Pfizer, whose vaccine has been authorized for use in Americans as young as 12, previously said it had not observed a higher rate of heart inflammation than would normally be expected in the general population.
Moderna had said it could not identify a causal association with the heart inflammation cases and its vaccine.
HHS releases statement downplaying link of mRNA vaccines to heart inflammation
Despite the ACIP’s findings linking the mRNA vaccines to heart inflammation, the Department of Health and Human Services (HHS) on Wednesday issued a statement from some of the country’s leading doctors, nurses and public health leaders urging all Americans 12 and older to get vaccinated.
“We strongly encourage everyone eligible to receive the vaccine under emergency use authorization to get vaccinated,” they said. “With the troubling Delta variant increasingly circulating, and more readily impacting younger people, the risks of being unvaccinated are far greater than any rare side effects from the vaccines.”
They also downplayed the cases of heart inflammation linked to the mRNA vaccines.

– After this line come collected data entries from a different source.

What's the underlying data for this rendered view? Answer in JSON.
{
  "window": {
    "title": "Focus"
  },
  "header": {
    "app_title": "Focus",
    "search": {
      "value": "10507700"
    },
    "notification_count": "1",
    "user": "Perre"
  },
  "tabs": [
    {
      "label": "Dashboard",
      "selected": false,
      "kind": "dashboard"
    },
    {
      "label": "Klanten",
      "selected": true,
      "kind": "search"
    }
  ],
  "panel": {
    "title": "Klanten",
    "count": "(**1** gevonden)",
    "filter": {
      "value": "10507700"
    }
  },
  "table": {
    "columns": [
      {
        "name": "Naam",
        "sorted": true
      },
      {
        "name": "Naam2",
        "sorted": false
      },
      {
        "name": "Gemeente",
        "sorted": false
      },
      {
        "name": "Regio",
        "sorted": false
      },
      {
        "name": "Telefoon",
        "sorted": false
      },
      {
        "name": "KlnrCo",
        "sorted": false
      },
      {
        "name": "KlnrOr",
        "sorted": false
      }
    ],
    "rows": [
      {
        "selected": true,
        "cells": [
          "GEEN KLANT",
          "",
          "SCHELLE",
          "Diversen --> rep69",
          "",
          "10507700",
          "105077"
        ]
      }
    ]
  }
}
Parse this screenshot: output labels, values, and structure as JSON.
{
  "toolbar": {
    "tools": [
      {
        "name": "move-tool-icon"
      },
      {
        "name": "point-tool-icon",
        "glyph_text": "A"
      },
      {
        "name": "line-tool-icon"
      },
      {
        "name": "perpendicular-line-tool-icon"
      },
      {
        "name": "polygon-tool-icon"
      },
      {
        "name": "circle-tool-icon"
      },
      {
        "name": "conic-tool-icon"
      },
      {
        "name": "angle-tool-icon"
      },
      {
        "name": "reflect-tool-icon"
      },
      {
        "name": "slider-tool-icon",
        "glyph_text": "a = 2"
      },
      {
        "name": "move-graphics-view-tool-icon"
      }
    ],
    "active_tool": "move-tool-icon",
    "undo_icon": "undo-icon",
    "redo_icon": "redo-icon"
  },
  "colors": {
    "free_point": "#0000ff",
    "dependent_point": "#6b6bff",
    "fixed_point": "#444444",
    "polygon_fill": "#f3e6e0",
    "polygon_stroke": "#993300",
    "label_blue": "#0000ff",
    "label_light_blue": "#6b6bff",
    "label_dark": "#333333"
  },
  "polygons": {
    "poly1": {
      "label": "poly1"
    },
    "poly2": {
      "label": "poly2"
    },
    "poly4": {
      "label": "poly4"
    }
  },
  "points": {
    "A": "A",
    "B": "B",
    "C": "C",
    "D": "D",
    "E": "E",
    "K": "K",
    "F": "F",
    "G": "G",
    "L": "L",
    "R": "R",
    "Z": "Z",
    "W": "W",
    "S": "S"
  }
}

“The facts are clear. This is an extremely rare side effect, and only an exceedingly small number of people will experience it after vaccination. Importantly, for the young people who do, most cases are mild, and individuals recover often on their own or with minimal treatment,” they said.
Without giving facts, they added: “We know that myocarditis and pericarditis are much more common if you get COVID-19, and the risks to the heart from COVID-19 infection can be more severe.”